I also think extra-institutional religion has the potential to contribute to reconciliation on the island of Ireland, more so than other expressions of religion such as traditional denominations. The traditional institutional churches are more often than not tainted by the island’s religiously-divided and sectarian past, the churches’ perceived failure to act during the Troubles, and the failure to adequately deal with abuse within religious institutions. Extra-institutional expressions of religion are not burdened with that baggage, have more freedom to critique religious institutions, and have more flexibility to form networks with like-minded religious and secular groups to respond quickly to pressing issues and needs.
To conclude, I have identified five general lessons that faith-inspired activists seeking wider religious, social, and political transformations in any context would do well to consider. Hopefully they provide some food for thought about where we go from here:
- Work outside traditional religious institutions. Extra-institutional religion is better equipped than traditional religious institutions (especially denominations) to contribute to personal, religious, social, and political transformations.

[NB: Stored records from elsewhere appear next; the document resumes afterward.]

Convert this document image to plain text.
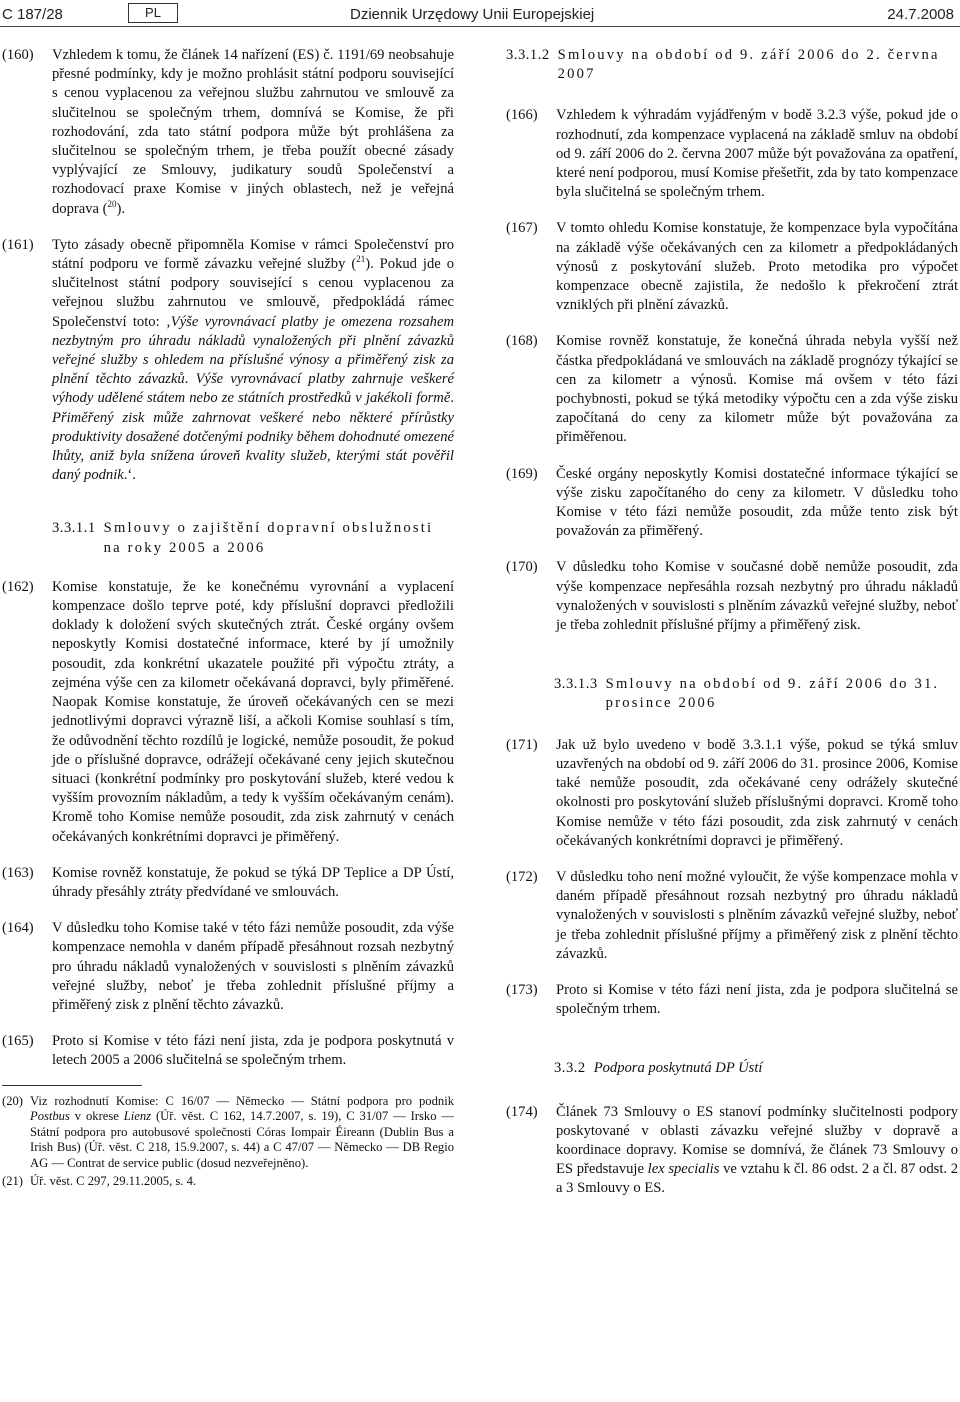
C 187/28	PL	Dziennik Urzędowy Unii Europejskiej	24.7.2008
(160)	Vzhledem k tomu, že článek 14 nařízení (ES) č. 1191/69 neobsahuje přesné podmínky, kdy je možno prohlásit státní podporu související s cenou vyplacenou za veřejnou službu zahrnutou ve smlouvě za slučitelnou se společným trhem, domnívá se Komise, že při rozhodování, zda tato státní podpora může být prohlášena za slučitelnou se společným trhem, je třeba použít obecné zásady vyplývající ze Smlouvy, judikatury soudů Společenství a rozhodovací praxe Komise v jiných oblastech, než je veřejná doprava ($^{20}$).
(161)	Tyto zásady obecně připomněla Komise v rámci Společenství pro státní podporu ve formě závazku veřejné služby ($^{21}$). Pokud jde o slučitelnost státní podpory související s cenou vyplacenou za veřejnou službu zahrnutou ve smlouvě, předpokládá rámec Společenství toto: ‚Výše vyrovnávací platby je omezena rozsahem nezbytným pro úhradu nákladů vynaložených při plnění závazků veřejné služby s ohledem na příslušné výnosy a přiměřený zisk za plnění těchto závazků. Výše vyrovnávací platby zahrnuje veškeré výhody udělené státem nebo ze státních prostředků v jakékoli formě. Přiměřený zisk může zahrnovat veškeré nebo některé přírůstky produktivity dosažené dotčenými podniky během dohodnuté omezené lhůty, aniž byla snížena úroveň kvality služeb, kterými stát pověřil daný podnik.‘.
3.3.1.1 Smlouvy o zajištění dopravní obslužnosti na roky 2005 a 2006
(162)	Komise konstatuje, že ke konečnému vyrovnání a vyplacení kompenzace došlo teprve poté, kdy příslušní dopravci předložili doklady k doložení svých skutečných ztrát. České orgány ovšem neposkytly Komisi dostatečné informace, které by jí umožnily posoudit, zda konkrétní ukazatele použité při výpočtu ztráty, a zejména výše cen za kilometr očekávaná dopravci, byly přiměřené. Naopak Komise konstatuje, že úroveň očekávaných cen se mezi jednotlivými dopravci výrazně liší, a ačkoli Komise souhlasí s tím, že odůvodnění těchto rozdílů je logické, nemůže posoudit, že pokud jde o příslušné dopravce, odrážejí očekávané ceny jejich skutečnou situaci (konkrétní podmínky pro poskytování služeb, které vedou k vyšším provozním nákladům, a tedy k vyšším očekávaným cenám). Kromě toho Komise nemůže posoudit, zda zisk zahrnutý v cenách očekávaných konkrétními dopravci je přiměřený.
(163)	Komise rovněž konstatuje, že pokud se týká DP Teplice a DP Ústí, úhrady přesáhly ztráty předvídané ve smlouvách.
(164)	V důsledku toho Komise také v této fázi nemůže posoudit, zda výše kompenzace nemohla v daném případě přesáhnout rozsah nezbytný pro úhradu nákladů vynaložených v souvislosti s plněním závazků veřejné služby, neboť je třeba zohlednit příslušné příjmy a přiměřený zisk z plnění těchto závazků.
(165)	Proto si Komise v této fázi není jista, zda je podpora poskytnutá v letech 2005 a 2006 slučitelná se společným trhem.
(20) Viz rozhodnutí Komise: C 16/07 — Německo — Státní podpora pro podnik Postbus v okrese Lienz (Úř. věst. C 162, 14.7.2007, s. 19), C 31/07 — Irsko — Státní podpora pro autobusové společnosti Córas Iompair Éireann (Dublin Bus a Irish Bus) (Úř. věst. C 218, 15.9.2007, s. 44) a C 47/07 — Německo — DB Regio AG — Contrat de service public (dosud nezveřejněno).
(21) Úř. věst. C 297, 29.11.2005, s. 4.
3.3.1.2 Smlouvy na období od 9. září 2006 do 2. června 2007
(166)	Vzhledem k výhradám vyjádřeným v bodě 3.2.3 výše, pokud jde o rozhodnutí, zda kompenzace vyplacená na základě smluv na období od 9. září 2006 do 2. června 2007 může být považována za opatření, které není podporou, musí Komise přešetřit, zda by tato kompenzace byla slučitelná se společným trhem.
(167)	V tomto ohledu Komise konstatuje, že kompenzace byla vypočítána na základě výše očekávaných cen za kilometr a předpokládaných výnosů z poskytování služeb. Proto metodika pro výpočet kompenzace obecně zajistila, že nedošlo k překročení ztrát vzniklých při plnění závazků.
(168)	Komise rovněž konstatuje, že konečná úhrada nebyla vyšší než částka předpokládaná ve smlouvách na základě prognózy týkající se cen za kilometr a výnosů. Komise má ovšem v této fázi pochybnosti, pokud se týká metodiky výpočtu cen a zda výše zisku započítaná do ceny za kilometr může být považována za přiměřenou.
(169)	České orgány neposkytly Komisi dostatečné informace týkající se výše zisku započítaného do ceny za kilometr. V důsledku toho Komise v této fázi nemůže posoudit, zda může tento zisk být považován za přiměřený.
(170)	V důsledku toho Komise v současné době nemůže posoudit, zda výše kompenzace nepřesáhla rozsah nezbytný pro úhradu nákladů vynaložených v souvislosti s plněním závazků veřejné služby, neboť je třeba zohlednit příslušné příjmy a přiměřený zisk.
3.3.1.3 Smlouvy na období od 9. září 2006 do 31. prosince 2006
(171)	Jak už bylo uvedeno v bodě 3.3.1.1 výše, pokud se týká smluv uzavřených na období od 9. září 2006 do 31. prosince 2006, Komise také nemůže posoudit, zda očekávané ceny odrážely skutečné okolnosti pro poskytování služeb příslušnými dopravci. Kromě toho Komise nemůže v této fázi posoudit, zda zisk zahrnutý v cenách očekávaných konkrétními dopravci je přiměřený.
(172)	V důsledku toho není možné vyloučit, že výše kompenzace mohla v daném případě přesáhnout rozsah nezbytný pro úhradu nákladů vynaložených v souvislosti s plněním závazků veřejné služby, neboť je třeba zohlednit příslušné příjmy a přiměřený zisk z plnění těchto závazků.
(173)	Proto si Komise v této fázi není jista, zda je podpora slučitelná se společným trhem.
3.3.2 Podpora poskytnutá DP Ústí
(174)	Článek 73 Smlouvy o ES stanoví podmínky slučitelnosti podpory poskytované v oblasti závazku veřejné služby v dopravě a koordinace dopravy. Komise se domnívá, že článek 73 Smlouvy o ES představuje lex specialis ve vztahu k čl. 86 odst. 2 a čl. 87 odst. 2 a 3 Smlouvy o ES.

- Do not give up on institutional religion. A key task of extra-institutional religion could be transforming traditional religious institutions themselves, inspiring them to become more flexible and creative in their approaches. So while you may get more done through the practice of extra-institutional religion, remain in contact with traditional religious institutions.

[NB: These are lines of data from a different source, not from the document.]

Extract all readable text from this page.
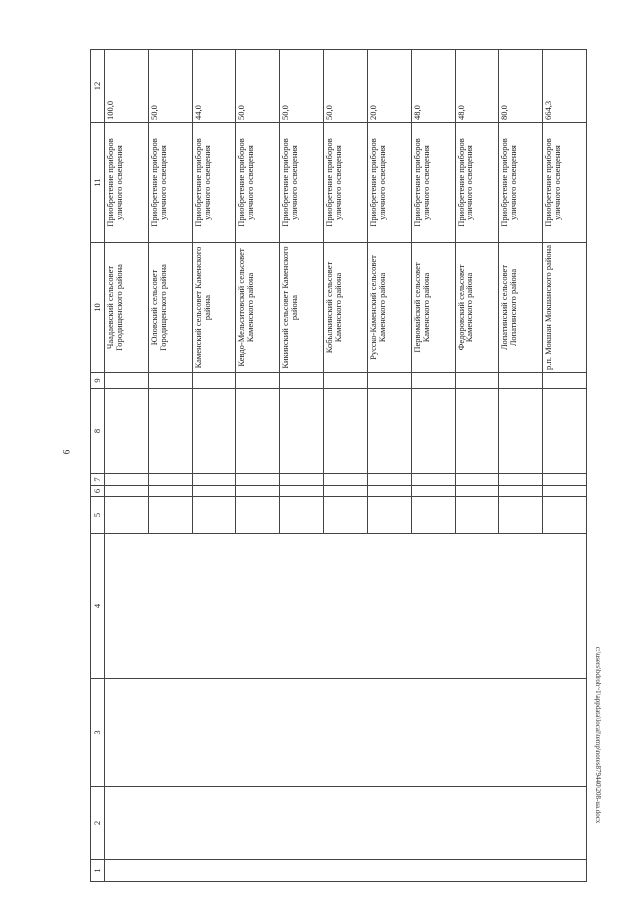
9
c:\users\bdroh~1\appdata\local\temp\notes879440\208-ua.docx
1	2	3	4	5	6	7	8	9	10	11	12
									Чаадаевский сельсовет Городищенского района	Приобретение приборов уличного освещения	100,0
									Юловский сельсовет Городищенского района	Приобретение приборов уличного освещения	50,0
									Каменский сельсовет Каменского района	Приобретение приборов уличного освещения	44,0
									Кевдо-Мельситовский сельсовет Каменского района	Приобретение приборов уличного освещения	50,0
									Кикинский сельсовет Каменского района	Приобретение приборов уличного освещения	50,0
									Кобылкинский сельсовет Каменского района	Приобретение приборов уличного освещения	50,0
									Русско-Каменский сельсовет Каменского района	Приобретение приборов уличного освещения	20,0
									Первомайский сельсовет Каменского района	Приобретение приборов уличного освещения	48,0
									Федоровский сельсовет Каменского района	Приобретение приборов уличного освещения	48,0
									Лопатинский сельсовет Лопатинского района	Приобретение приборов уличного освещения	80,0
									р.п. Мокшан Мокшанского района	Приобретение приборов уличного освещения	664,3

- Do not focus solely on promoting reconciliation between individuals. Lead the way in promoting reconciliation between groups: Catholics and Protestants on the whole island, Irish-born and immigrant, people of different religions, and within the institutional churches themselves. Do not ignore the structural aspects of religious-based division and sectarianism, such as segregated housing and education, and socio-economic inequalities. These structures must also be transformed.
- Make your case for reconciliation in both secular and religious terms. The ability to speak the language of the secular will boost your legitimacy in the public sphere and make secular partners more open to working with you. Yet your religious tradition may furnish you with a treasure trove of inspirational stories, language, models, and examples that could inspire people of all faiths and none. Better yet, if you can critique your own religious tradition, admitting that it has contributed to division and violence in the past, you will gain even more respect and legitimacy.
- Create networks of groups and individuals, drawing on the skills and resources of both religious and secular citizens. No single expression of extra-institutional religion can sustain the activism necessary to effect large-scale religious, social, or political transformation.
These lessons are grounded in the research that resulted in my book. They are lessons supported by the empirical evidence of the case studies and undergirded by theoretical, sociological perspectives on what works best for contributing to wider transformations. But the empirical and the theoretical cannot always capture the illusive quality of hope, which I observed sustaining so many of the people who participated in this research. I conclude with a statement of hope from Denis Anderson, whose wariness of the term ‘post-Catholic’ I shared earlier. He also said this when responding to earlier drafts of my book:
Ultimately, your findings are saying that the extra-institutional is better able to contribute to reconciliation. In one sense that is sad, as the institutional church is being left behind. Indeed, it is not even ‘at the races’. But it is also exciting for the future: the thrill of not knowing, of venturing into a new ‘God space’.